Phase 2: Gathering a Little More Information
A lot happens during the short time my students and I are away from each other, so my morning routine doesn’t stop with welcoming them at the door and noting their moods. After greeting each of them, I informally gather a little more information.
As the children put away jackets and backpacks and settle into their morning routine, I make my way around the room, asking each student about their morning, their evening, or both. I offer a comment, noticing a new haircut or new sneakers while further assessing students’ moods and catching any preoccupations. Following up on Chase’s reply of “Uh . . . I’m okay,” for example, I give her a chance to say more if she’d like. “So you’re just okay?” I ask. “What’s up?” She then informs me that she only had an apple for breakfast because there wasn’t enough milk for cereal and they were running late. I make a quick trip to the cafeteria to nab a bagel and cream cheese. Potential crisis averted.
I find that during these arrival time check-ins I frequently become aware of problems that could affect the children’s learning. I have heard nervous stories about mom or dad going away on a trip. On a few occasions, I have learned about the death of a family member or a pet. These are things that impact students’ daily flow or focus significantly.
The situations aren’t always that deep, of course. Some children just appreciate the chance to tell about a funny thing that happened the previous evening. Some may want to share about something special they’re looking forward to later that week. Arrival time check-ins are also a perfect time for “frequent sharers” to satisfy their need to share informally, leaving more time during Morning Meeting for “infrequent sharers.”
Adjusting Plans for the Day if Needed
I use the information I gain during arrival time to adjust our Morning Meeting greeting, sharing topic, or group activity, as well as plans for the rest of the day if needed.
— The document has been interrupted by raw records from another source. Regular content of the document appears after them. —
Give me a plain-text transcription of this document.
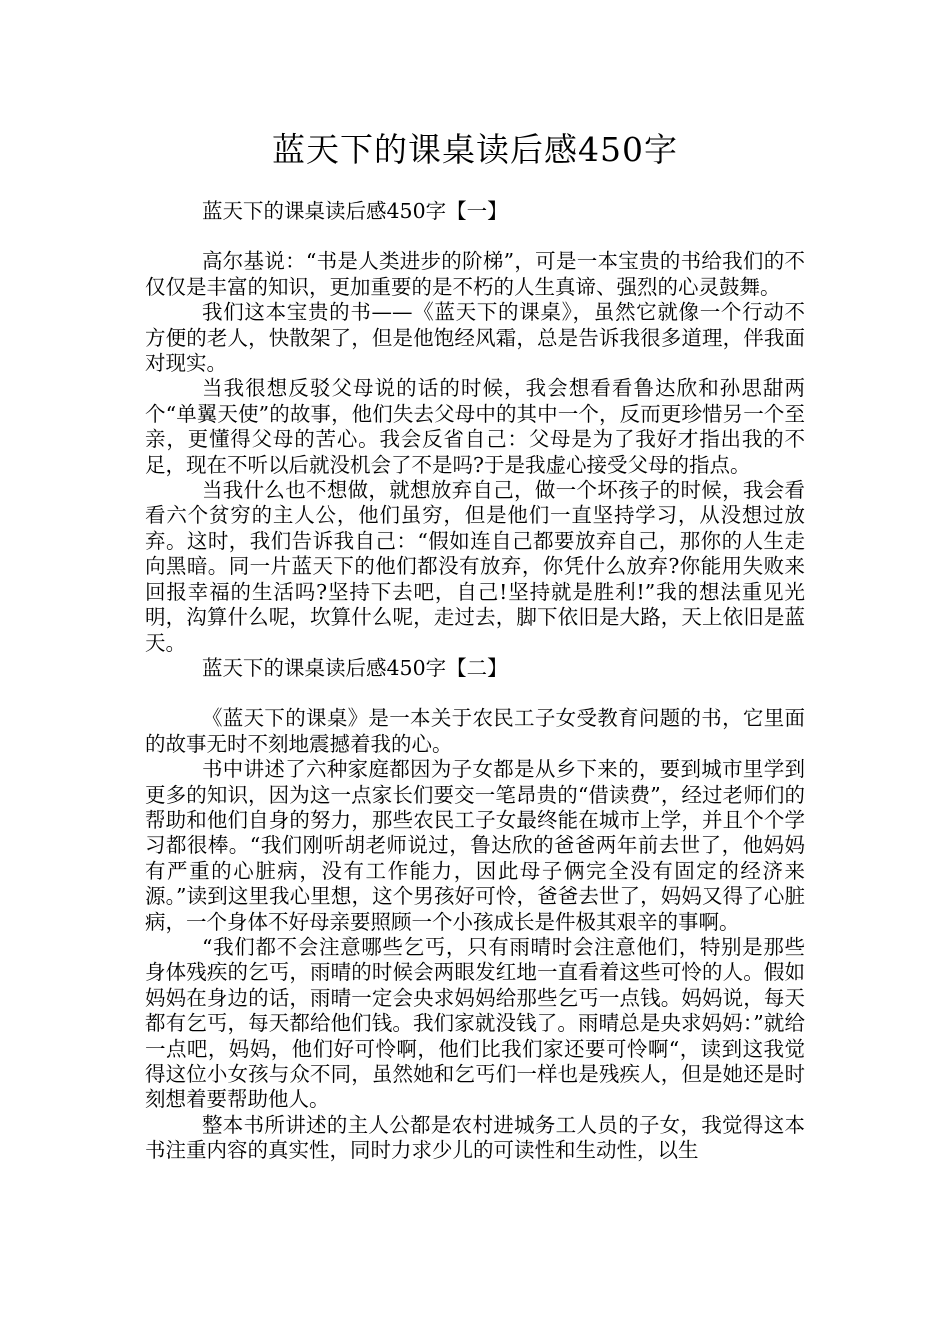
蓝天下的课桌读后感450字
蓝天下的课桌读后感450字【一】
高尔基说：“书是人类进步的阶梯”，可是一本宝贵的书给我们的不仅仅是丰富的知识，更加重要的是不朽的人生真谛、强烈的心灵鼓舞。
我们这本宝贵的书——《蓝天下的课桌》，虽然它就像一个行动不方便的老人，快散架了，但是他饱经风霜，总是告诉我很多道理，伴我面对现实。
当我很想反驳父母说的话的时候，我会想看看鲁达欣和孙思甜两个“单翼天使”的故事，他们失去父母中的其中一个，反而更珍惜另一个至亲，更懂得父母的苦心。我会反省自己：父母是为了我好才指出我的不足，现在不听以后就没机会了不是吗?于是我虚心接受父母的指点。
当我什么也不想做，就想放弃自己，做一个坏孩子的时候，我会看看六个贫穷的主人公，他们虽穷，但是他们一直坚持学习，从没想过放弃。这时，我们告诉我自己：“假如连自己都要放弃自己，那你的人生走向黑暗。同一片蓝天下的他们都没有放弃，你凭什么放弃?你能用失败来回报幸福的生活吗?坚持下去吧，自己!坚持就是胜利!”我的想法重见光明，沟算什么呢，坎算什么呢，走过去，脚下依旧是大路，天上依旧是蓝天。
蓝天下的课桌读后感450字【二】
《蓝天下的课桌》是一本关于农民工子女受教育问题的书，它里面的故事无时不刻地震撼着我的心。
书中讲述了六种家庭都因为子女都是从乡下来的，要到城市里学到更多的知识，因为这一点家长们要交一笔昂贵的“借读费”，经过老师们的帮助和他们自身的努力，那些农民工子女最终能在城市上学，并且个个学习都很棒。“我们刚听胡老师说过，鲁达欣的爸爸两年前去世了，他妈妈有严重的心脏病，没有工作能力，因此母子俩完全没有固定的经济来源。”读到这里我心里想，这个男孩好可怜，爸爸去世了，妈妈又得了心脏病，一个身体不好母亲要照顾一个小孩成长是件极其艰辛的事啊。
“我们都不会注意哪些乞丐，只有雨晴时会注意他们，特别是那些身体残疾的乞丐，雨晴的时候会两眼发红地一直看着这些可怜的人。假如妈妈在身边的话，雨晴一定会央求妈妈给那些乞丐一点钱。妈妈说，每天都有乞丐，每天都给他们钱。我们家就没钱了。雨晴总是央求妈妈：”就给一点吧，妈妈，他们好可怜啊，他们比我们家还要可怜啊“，读到这我觉得这位小女孩与众不同，虽然她和乞丐们一样也是残疾人，但是她还是时刻想着要帮助他人。
整本书所讲述的主人公都是农村进城务工人员的子女，我觉得这本书注重内容的真实性，同时力求少儿的可读性和生动性，以生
A particularly sad student, for example, may not be ready for a high-risk sharing. But that student may need a one-on-one conversation with me to get something off their chest. Or they may need a “Mix-It-Up” day at lunch, where they expand their social circle by sitting next to someone new. The noticing and connecting I’ve done helps me make this determination.
Making Space for Learning
Understanding students’ moods and their level of openness to sharing or expressing themselves requires skills that I’ll be honing throughout my teaching career. But I’ve learned that simply caring enough to ask “How are you this morning?” in a genuine rather than a rhetorical way can make a huge difference. When I ask this question of students during arrival time, they know that I will be waiting for their real response—and really listening.
I’ve learned, too, how important students’ need for belonging is, and how a simple arrival time routine can help them feel that they’re important members of a community and that their teacher cares about who they are and what’s going on in their lives. Each day, our arrival time routine adds more bricks to the foundation of a strong and meaningful community. Most importantly, it clears away some of the mental “clutter” that keeps students from focusing, allowing space for true learning to happen.
Earl Hunter II, a Responsive Classroom consulting teacher, teaches third graders, and previously taught fifth graders, at Echo Horizon School in Culver City, CA. He also taught third, fourth, and fifth graders at 68th Street School in South Central Los Angeles, CA. He has a special passion for making connections with his students and building community.